Käse, Milch und Co.: Wie kommen Molkereien durch die Corona-Krise?

Damit die Grundversorgung gewährleistet ist und ausreichend Milchprodukte in den Regalen zu finden sind, haben die Molkereien einen Krisenplan.
Bild: Markus Merk

Plus Die Nachfrage nach Milchprodukten im Einzelhandel steigt. Gleichzeitig erschweren Grenzschließungen Exporte. Wie Molkereien aus der Region die Versorgung sichern.
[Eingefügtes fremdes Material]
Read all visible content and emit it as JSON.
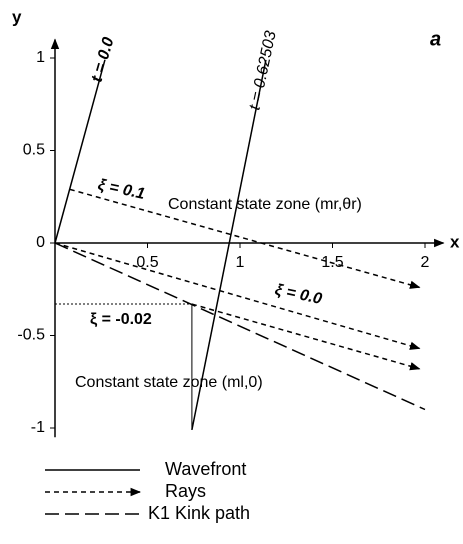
{
  "chart_data": {
    "type": "line",
    "panel_label": "a",
    "x_label": "x",
    "y_label": "y",
    "xlim": [
      0,
      2.1
    ],
    "ylim": [
      -1.05,
      1.1
    ],
    "xticks": [
      0.5,
      1,
      1.5,
      2
    ],
    "yticks": [
      -1,
      -0.5,
      0,
      0.5,
      1
    ],
    "series": [
      {
        "name": "Wavefront",
        "color": "#000000",
        "style": "solid",
        "arrow": false,
        "lines": [
          {
            "x": [
              0,
              0.27
            ],
            "y": [
              0,
              0.99
            ]
          },
          {
            "x": [
              0.74,
              1.14
            ],
            "y": [
              -1.01,
              0.99
            ]
          }
        ]
      },
      {
        "name": "Rays",
        "color": "#000000",
        "style": "dashed",
        "arrow": true,
        "lines": [
          {
            "x": [
              0.08,
              1.97
            ],
            "y": [
              0.29,
              -0.24
            ]
          },
          {
            "x": [
              0,
              1.97
            ],
            "y": [
              0,
              -0.57
            ]
          },
          {
            "x": [
              0.74,
              1.97
            ],
            "y": [
              -0.33,
              -0.68
            ]
          }
        ]
      },
      {
        "name": "K1 Kink path",
        "color": "#000000",
        "style": "longdash",
        "arrow": false,
        "lines": [
          {
            "x": [
              0,
              2
            ],
            "y": [
              0,
              -0.9
            ]
          }
        ]
      }
    ],
    "guides": [
      {
        "x": [
          0,
          0.74
        ],
        "y": [
          -0.33,
          -0.33
        ],
        "style": "dotted"
      },
      {
        "x": [
          0.74,
          0.74
        ],
        "y": [
          -0.33,
          -1.01
        ],
        "style": "thin"
      }
    ],
    "annotations": [
      "t = 0.0",
      "t = 0.62503",
      "ξ = 0.1",
      "Constant state zone (mr,θr)",
      "ξ = 0.0",
      "ξ = -0.02",
      "Constant state zone (ml,0)"
    ]
  }
}
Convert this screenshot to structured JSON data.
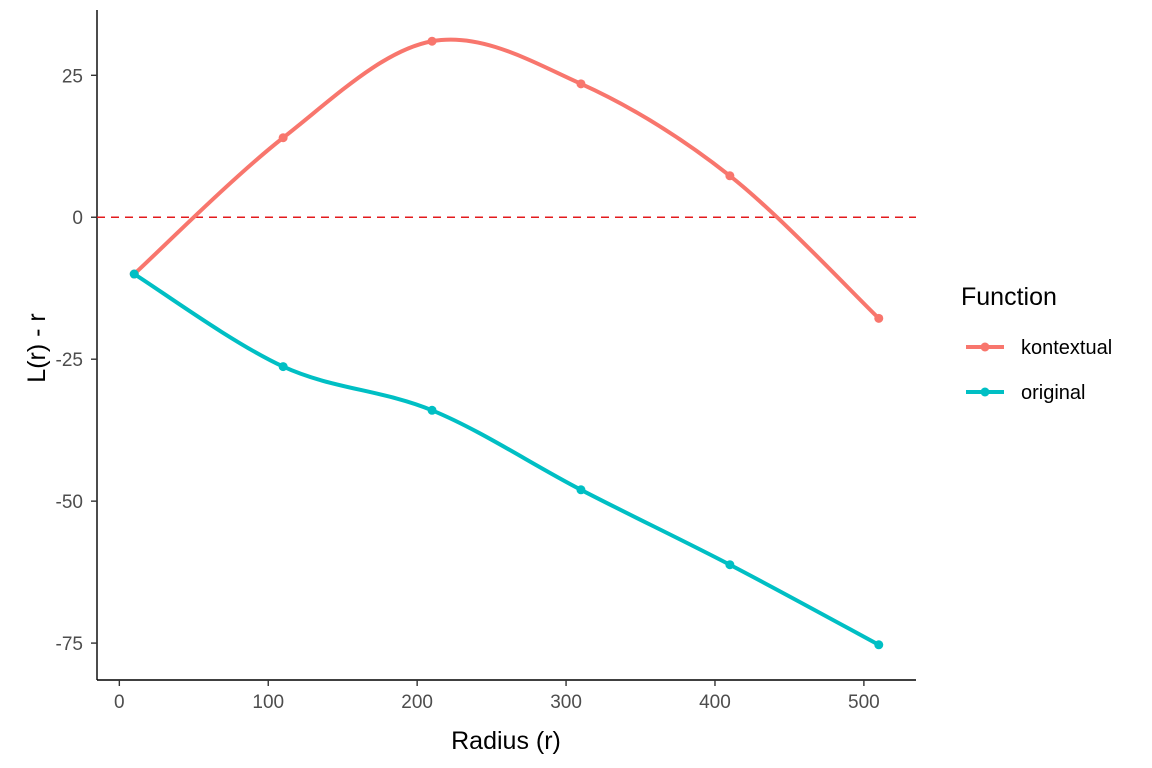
{
  "chart_data": {
    "type": "line",
    "xlabel": "Radius (r)",
    "ylabel": "L(r) - r",
    "xlim": [
      -15,
      535
    ],
    "ylim": [
      -81.5,
      36.5
    ],
    "x_ticks": [
      0,
      100,
      200,
      300,
      400,
      500
    ],
    "y_ticks": [
      -75,
      -50,
      -25,
      0,
      25
    ],
    "x_tick_labels": [
      "0",
      "100",
      "200",
      "300",
      "400",
      "500"
    ],
    "y_tick_labels": [
      "-75",
      "-50",
      "-25",
      "0",
      "25"
    ],
    "grid": false,
    "reference_line": {
      "y": 0,
      "style": "dashed",
      "color": "#e31a1c"
    },
    "legend": {
      "title": "Function",
      "position": "right"
    },
    "x": [
      10,
      110,
      210,
      310,
      410,
      510
    ],
    "series": [
      {
        "name": "kontextual",
        "color": "#f8766d",
        "values": [
          -10.0,
          14.0,
          31.0,
          23.5,
          7.3,
          -17.8
        ]
      },
      {
        "name": "original",
        "color": "#00bfc4",
        "values": [
          -10.0,
          -26.3,
          -34.0,
          -48.0,
          -61.2,
          -75.3
        ]
      }
    ]
  }
}
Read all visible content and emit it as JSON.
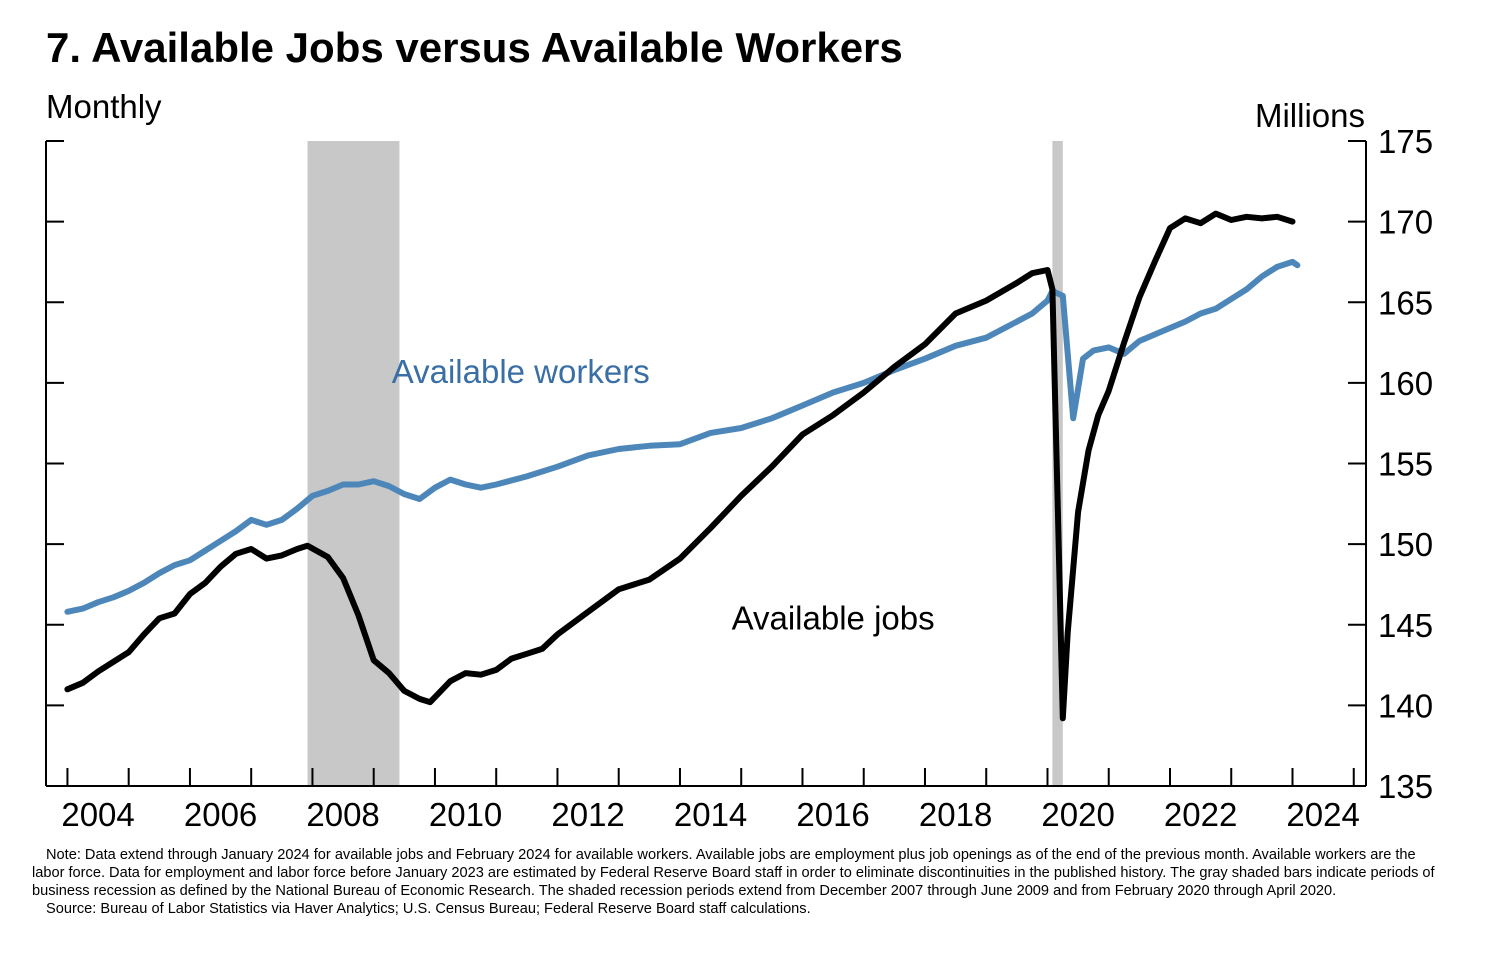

In Supermärkten sind sie derzeit erstaunlich oft leer – die Regale. Auch Milch ist in der Corona-Krise beliebt. Um die Grundversorgung zu gewährleisten, stehen Molkereien und Milchbauern aktuell vor einer Herausforderung. Während die Absätze im Lebensmitteleinzelhandel kaum besser sein könnten, stockt der Umsatz beim Export sowie die Belieferung von Gastronomie und Gewerbekunden, weiß Hans Foldenauer, Sprecher des Bundesverbands Deutscher Milchviehhalter. Der Milchpreis gerät unter Druck. 37 Prozent der in Deutschland produzierten Milch wird in Rohform oder verarbeitet als Butter, Käse oder Joghurt an den Lebensmittelhandel verkauft. Weitere 63 Prozent gehen in Pulverform in die verarbeitende Industrie. „Daraus entstehen Kekse, Schokolade und Co.“, erklärt der Sprecher. Insgesamt 16 Prozent der Milcherzeugnisse werden exportiert. Mit den Grenzschließungen seien viele Betriebswege gestört. „Oft hakt es auch an der Weiterverarbeitung“, informiert er. In Italien und Spanien beispielsweise sei die Produktion teilweise eingestellt worden.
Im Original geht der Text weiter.